I am the nice guy who spots lost tourists and visitors. I pretty well confine myself to people who are holding a small map and scanning the non-existent skyline for 360 or more degrees.
Last week on the corner of Bay and Grenville, I came across a middle-aged couple looking lost.
This photo is taken from the SE corner of Bay and Grenville, looking at our three-year old version of the Women’s College Hospital. I watched this building being built.
I asked the lady “May I help you?”.
“Oh yes please! We are looking for the Women’s College Hospital”.
I smiled and said “You have found it”, for they had, but they just didn’t know it.
Can you spot the sign that gives the game away?
Can you see the large brilliant lettering that shrieks “Women’s College Hospital”?

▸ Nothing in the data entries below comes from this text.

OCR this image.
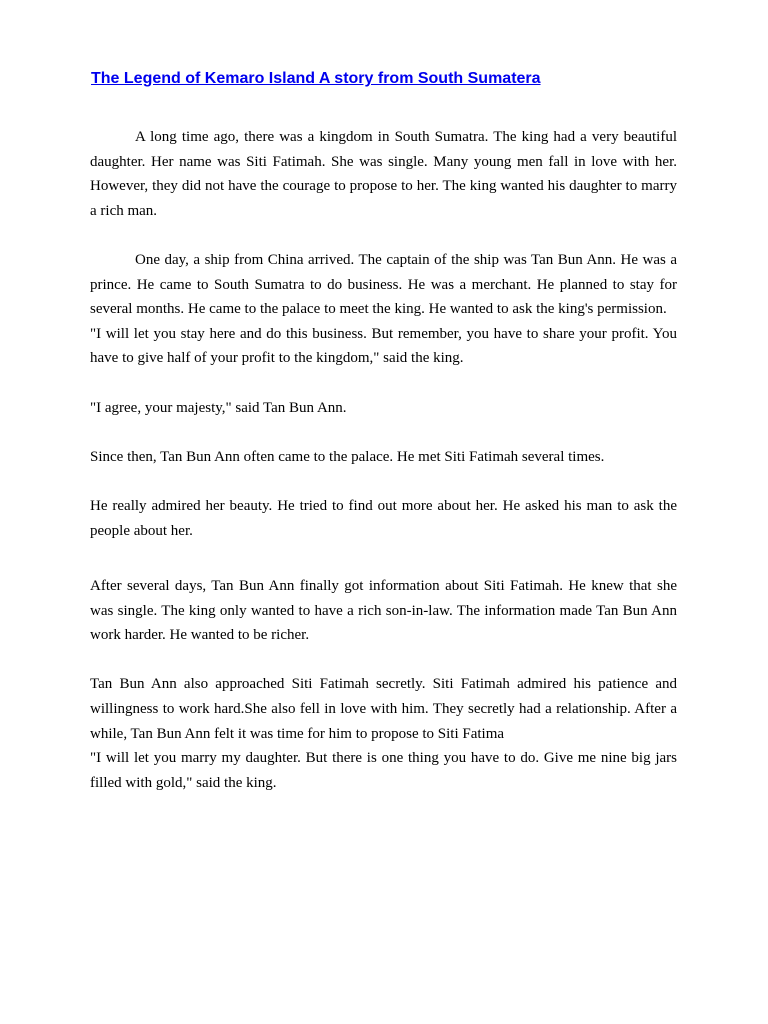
The Legend of Kemaro Island A story from South Sumatera

A long time ago, there was a kingdom in South Sumatra. The king had a very beautiful daughter. Her name was Siti Fatimah. She was single. Many young men fall in love with her. However, they did not have the courage to propose to her. The king wanted his daughter to marry a rich man.

One day, a ship from China arrived. The captain of the ship was Tan Bun Ann. He was a prince. He came to South Sumatra to do business. He was a merchant. He planned to stay for several months. He came to the palace to meet the king. He wanted to ask the king's permission.

"I will let you stay here and do this business. But remember, you have to share your profit. You have to give half of your profit to the kingdom," said the king.

"I agree, your majesty," said Tan Bun Ann.

Since then, Tan Bun Ann often came to the palace. He met Siti Fatimah several times.

He really admired her beauty. He tried to find out more about her. He asked his man to ask the people about her.

After several days, Tan Bun Ann finally got information about Siti Fatimah. He knew that she was single. The king only wanted to have a rich son-in-law. The information made Tan Bun Ann work harder. He wanted to be richer.

Tan Bun Ann also approached Siti Fatimah secretly. Siti Fatimah admired his patience and willingness to work hard.She also fell in love with him. They secretly had a relationship. After a while, Tan Bun Ann felt it was time for him to propose to Siti Fatima

"I will let you marry my daughter. But there is one thing you have to do. Give me nine big jars filled with gold," said the king.
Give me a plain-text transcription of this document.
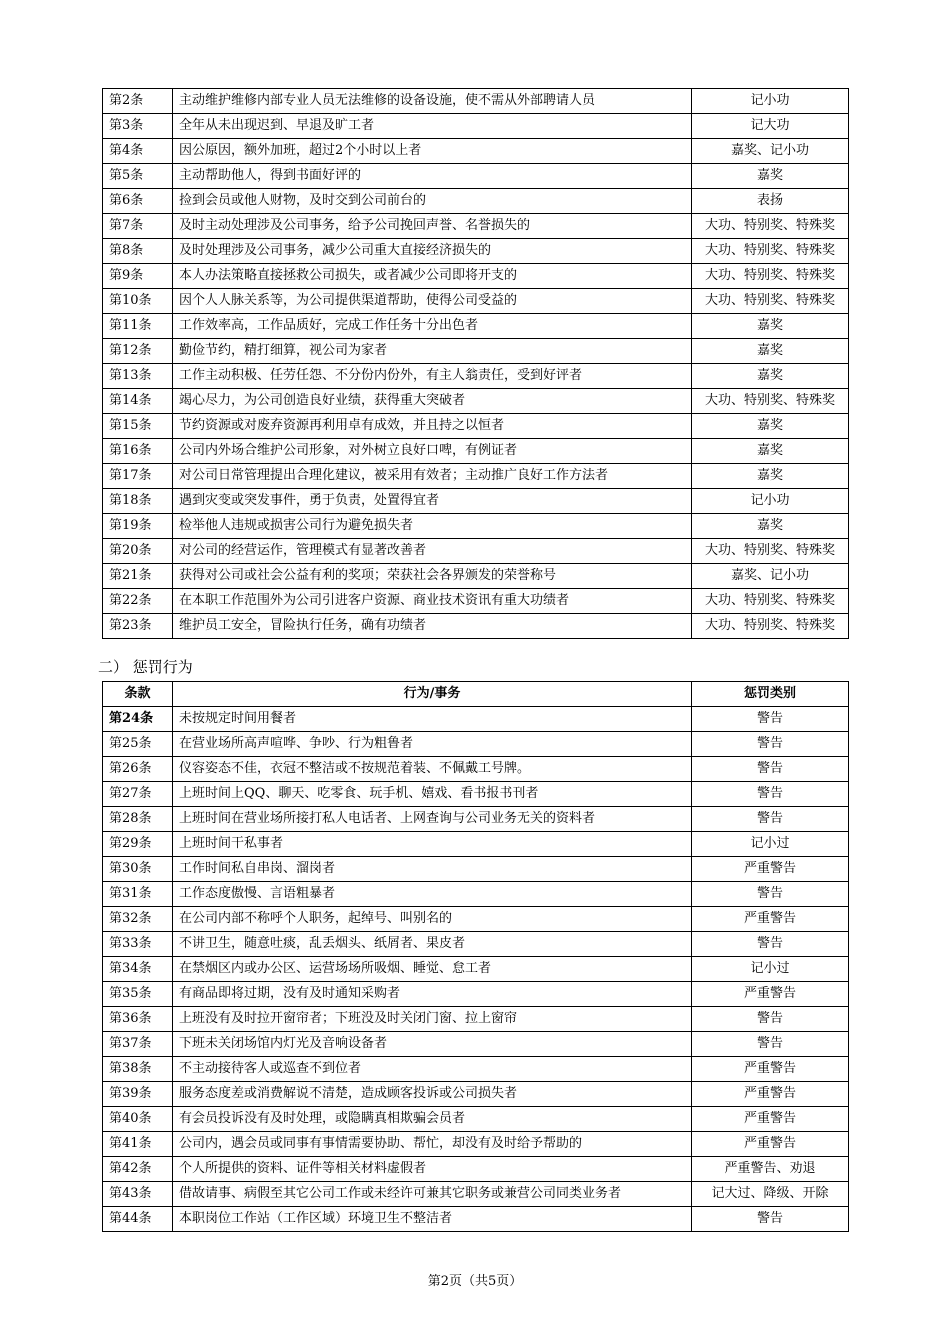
第2条	主动维护维修内部专业人员无法维修的设备设施，使不需从外部聘请人员	记小功
第3条	全年从未出现迟到、早退及旷工者	记大功
第4条	因公原因，额外加班，超过2个小时以上者	嘉奖、记小功
第5条	主动帮助他人，得到书面好评的	嘉奖
第6条	捡到会员或他人财物，及时交到公司前台的	表扬
第7条	及时主动处理涉及公司事务，给予公司挽回声誉、名誉损失的	大功、特别奖、特殊奖
第8条	及时处理涉及公司事务，减少公司重大直接经济损失的	大功、特别奖、特殊奖
第9条	本人办法策略直接拯救公司损失，或者减少公司即将开支的	大功、特别奖、特殊奖
第10条	因个人人脉关系等，为公司提供渠道帮助，使得公司受益的	大功、特别奖、特殊奖
第11条	工作效率高，工作品质好，完成工作任务十分出色者	嘉奖
第12条	勤俭节约，精打细算，视公司为家者	嘉奖
第13条	工作主动积极、任劳任怨、不分份内份外，有主人翁责任，受到好评者	嘉奖
第14条	竭心尽力，为公司创造良好业绩，获得重大突破者	大功、特别奖、特殊奖
第15条	节约资源或对废弃资源再利用卓有成效，并且持之以恒者	嘉奖
第16条	公司内外场合维护公司形象，对外树立良好口啤，有例证者	嘉奖
第17条	对公司日常管理提出合理化建议，被采用有效者；主动推广良好工作方法者	嘉奖
第18条	遇到灾变或突发事件，勇于负责，处置得宜者	记小功
第19条	检举他人违规或损害公司行为避免损失者	嘉奖
第20条	对公司的经营运作，管理模式有显著改善者	大功、特别奖、特殊奖
第21条	获得对公司或社会公益有利的奖项；荣获社会各界颁发的荣誉称号	嘉奖、记小功
第22条	在本职工作范围外为公司引进客户资源、商业技术资讯有重大功绩者	大功、特别奖、特殊奖
第23条	维护员工安全，冒险执行任务，确有功绩者	大功、特别奖、特殊奖
二） 惩罚行为
条款	行为/事务	惩罚类别
第24条	未按规定时间用餐者	警告
第25条	在营业场所高声喧哗、争吵、行为粗鲁者	警告
第26条	仪容姿态不佳，衣冠不整洁或不按规范着装、不佩戴工号牌。	警告
第27条	上班时间上QQ、聊天、吃零食、玩手机、嬉戏、看书报书刊者	警告
第28条	上班时间在营业场所接打私人电话者、上网查询与公司业务无关的资料者	警告
第29条	上班时间干私事者	记小过
第30条	工作时间私自串岗、溜岗者	严重警告
第31条	工作态度傲慢、言语粗暴者	警告
第32条	在公司内部不称呼个人职务，起绰号、叫别名的	严重警告
第33条	不讲卫生，随意吐痰，乱丢烟头、纸屑者、果皮者	警告
第34条	在禁烟区内或办公区、运营场场所吸烟、睡觉、怠工者	记小过
第35条	有商品即将过期，没有及时通知采购者	严重警告
第36条	上班没有及时拉开窗帘者；下班没及时关闭门窗、拉上窗帘	警告
第37条	下班未关闭场馆内灯光及音响设备者	警告
第38条	不主动接待客人或巡查不到位者	严重警告
第39条	服务态度差或消费解说不清楚，造成顾客投诉或公司损失者	严重警告
第40条	有会员投诉没有及时处理，或隐瞒真相欺骗会员者	严重警告
第41条	公司内，遇会员或同事有事情需要协助、帮忙，却没有及时给予帮助的	严重警告
第42条	个人所提供的资料、证件等相关材料虚假者	严重警告、劝退
第43条	借故请事、病假至其它公司工作或未经许可兼其它职务或兼营公司同类业务者	记大过、降级、开除
第44条	本职岗位工作站（工作区域）环境卫生不整洁者	警告
第2页（共5页）
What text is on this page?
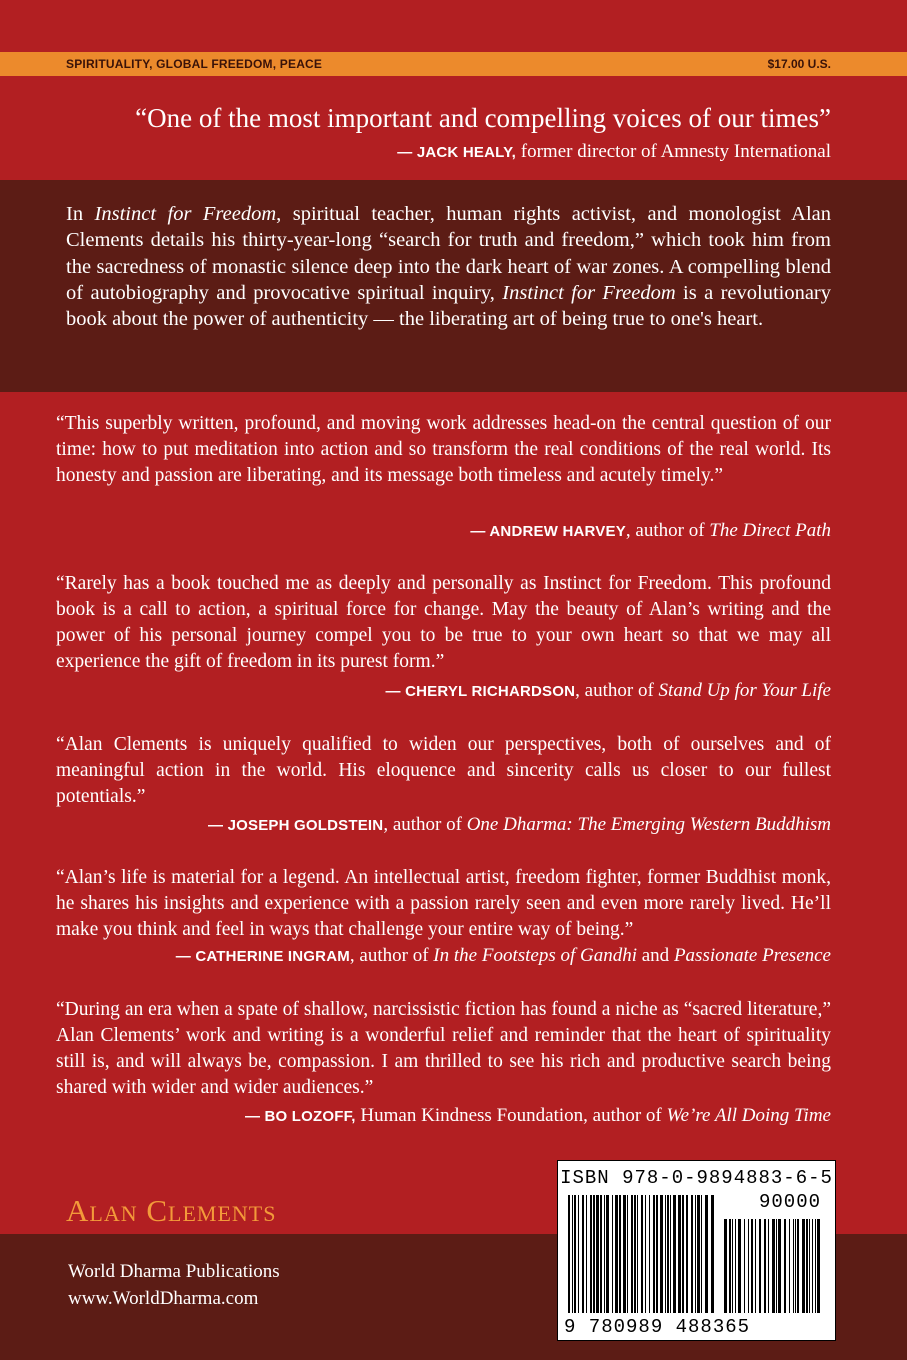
SPIRITUALITY, GLOBAL FREEDOM, PEACE	$17.00 U.S.
“One of the most important and compelling voices of our times”
— JACK HEALY, former director of Amnesty International
In Instinct for Freedom, spiritual teacher, human rights activist, and monologist Alan Clements details his thirty-year-long “search for truth and freedom,” which took him from the sacredness of monastic silence deep into the dark heart of war zones. A compelling blend of autobiography and provocative spiritual inquiry, Instinct for Freedom is a revolutionary book about the power of authenticity — the liberating art of being true to one's heart.
“This superbly written, profound, and moving work addresses head-on the central question of our time: how to put meditation into action and so transform the real conditions of the real world. Its honesty and passion are liberating, and its message both timeless and acutely timely.”
— ANDREW HARVEY, author of The Direct Path
“Rarely has a book touched me as deeply and personally as Instinct for Freedom. This profound book is a call to action, a spiritual force for change. May the beauty of Alan’s writing and the power of his personal journey compel you to be true to your own heart so that we may all experience the gift of freedom in its purest form.”
— CHERYL RICHARDSON, author of Stand Up for Your Life
“Alan Clements is uniquely qualified to widen our perspectives, both of ourselves and of meaningful action in the world. His eloquence and sincerity calls us closer to our fullest potentials.”
— JOSEPH GOLDSTEIN, author of One Dharma: The Emerging Western Buddhism
“Alan’s life is material for a legend. An intellectual artist, freedom fighter, former Buddhist monk, he shares his insights and experience with a passion rarely seen and even more rarely lived. He’ll make you think and feel in ways that challenge your entire way of being.”
— CATHERINE INGRAM, author of In the Footsteps of Gandhi and Passionate Presence
“During an era when a spate of shallow, narcissistic fiction has found a niche as “sacred literature,” Alan Clements’ work and writing is a wonderful relief and reminder that the heart of spirituality still is, and will always be, compassion. I am thrilled to see his rich and productive search being shared with wider and wider audiences.”
— BO LOZOFF, Human Kindness Foundation, author of We’re All Doing Time
Alan Clements
World Dharma Publications
www.WorldDharma.com
ISBN 978-0-9894883-6-5
90000
9 780989 488365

Can you see the additions to the road signs that indicate “You are on track for the Women’s College Hospital”?
Neither can I.
Nor can anybody.
This is what we have in view from Bay Street: Three dull letters on a gray background.
Now I met the couple late afternoon, when the sun was shining towards us from the west.
I waited until the next morning to take this shot, with the sun shining from the east, directly onto the letters.
This is, basically, what the visitor sees: A grey slab, could be an office block, in Peterborough or Guelph this would be a tall condominium tower.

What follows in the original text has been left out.